Why would the Dodgers reunite with Yu Darvish? And why would the Cubs let it happen? No need to speculate here.
Dodgers fans are riding high on their own supply right now, finally embracing what it feels like to be the undisputed champions of baseball after so many years of getting oh so close.
Naturally, the next step in the process has arrived: “Sure, we’re good, but you know how we could get better? All-Star at every position, boom.”
We’re not sure why we’ve seen the conversation turn to asking the Cubs about a potential Yu Darvish deal in recent days, but it feels like we need to step in at this point just to remind everyone that this isn’t happening. Why would either side seriously explore this?
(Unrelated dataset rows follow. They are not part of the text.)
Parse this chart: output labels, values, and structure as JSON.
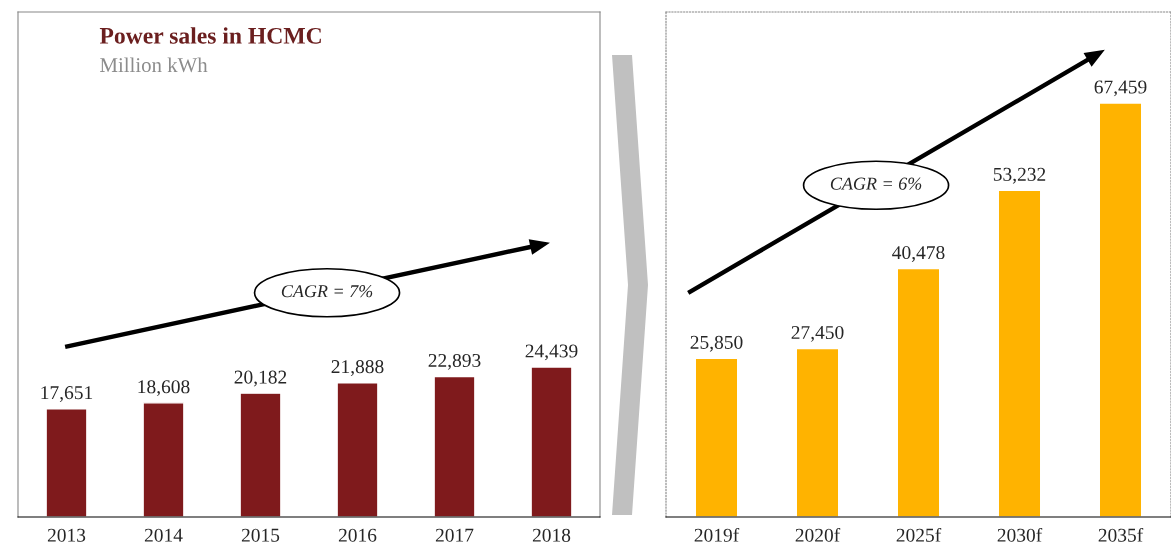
{
  "chart_data": [
    {
      "type": "bar",
      "title": "Power sales in HCMC",
      "subtitle": "Million kWh",
      "categories": [
        "2013",
        "2014",
        "2015",
        "2016",
        "2017",
        "2018"
      ],
      "values": [
        17651,
        18608,
        20182,
        21888,
        22893,
        24439
      ],
      "color": "#7f1a1c",
      "value_labels": [
        "17,651",
        "18,608",
        "20,182",
        "21,888",
        "22,893",
        "24,439"
      ],
      "tick_labels": "x",
      "annotations": [
        "CAGR = 7%"
      ]
    },
    {
      "type": "bar",
      "categories": [
        "2019f",
        "2020f",
        "2025f",
        "2030f",
        "2035f"
      ],
      "values": [
        25850,
        27450,
        40478,
        53232,
        67459
      ],
      "color": "#ffb300",
      "value_labels": [
        "25,850",
        "27,450",
        "40,478",
        "53,232",
        "67,459"
      ],
      "tick_labels": "x",
      "annotations": [
        "CAGR = 6%"
      ]
    }
  ]
}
For starters, we’re talking about a prohibitive cost for a luxury addition. Though you may have forgotten about him since he wasn’t a part of the World Series-winning rotation, David Price will be rejoining the Dodgers next year. That means Price, Walker Buehler, Clayton Kershaw, Julio Urias and Tony Gonsolin will comprise the rotation, with Dustin May, Josiah Gray and other top prospects lurking behind.
That’s a significant amount of depth, and Price alone will lower the burden on Gonsolin in a potential 2021 postseason. Why surrender significant prospect capital and agree to pay about $60 million for Darvish, entering his age-33 season, just to relieve a financial burden on the Cubs and squeeze someone like Urias out of a rotation spot? He clearly proved he deserved a chance based on his postseason performance. There’s a ready-made solution here, one that doesn’t cost a fortune and doesn’t come with a history marked exclusively by postseason failure in Los Angeles.
Oh, and there’s the other side of the coin: Why would the Cubs even want to surrender Darvish, pending a complete and total teardown? As a “sell high” move, it would still all but torpedo their chances in 2021, one of the final seasons with their supposed core intact.
This feels like a no go for both parties, and an expensive folly for the Dodgers to even consider, one which throws their current rotation into flux.
But other than that, seems like a winner.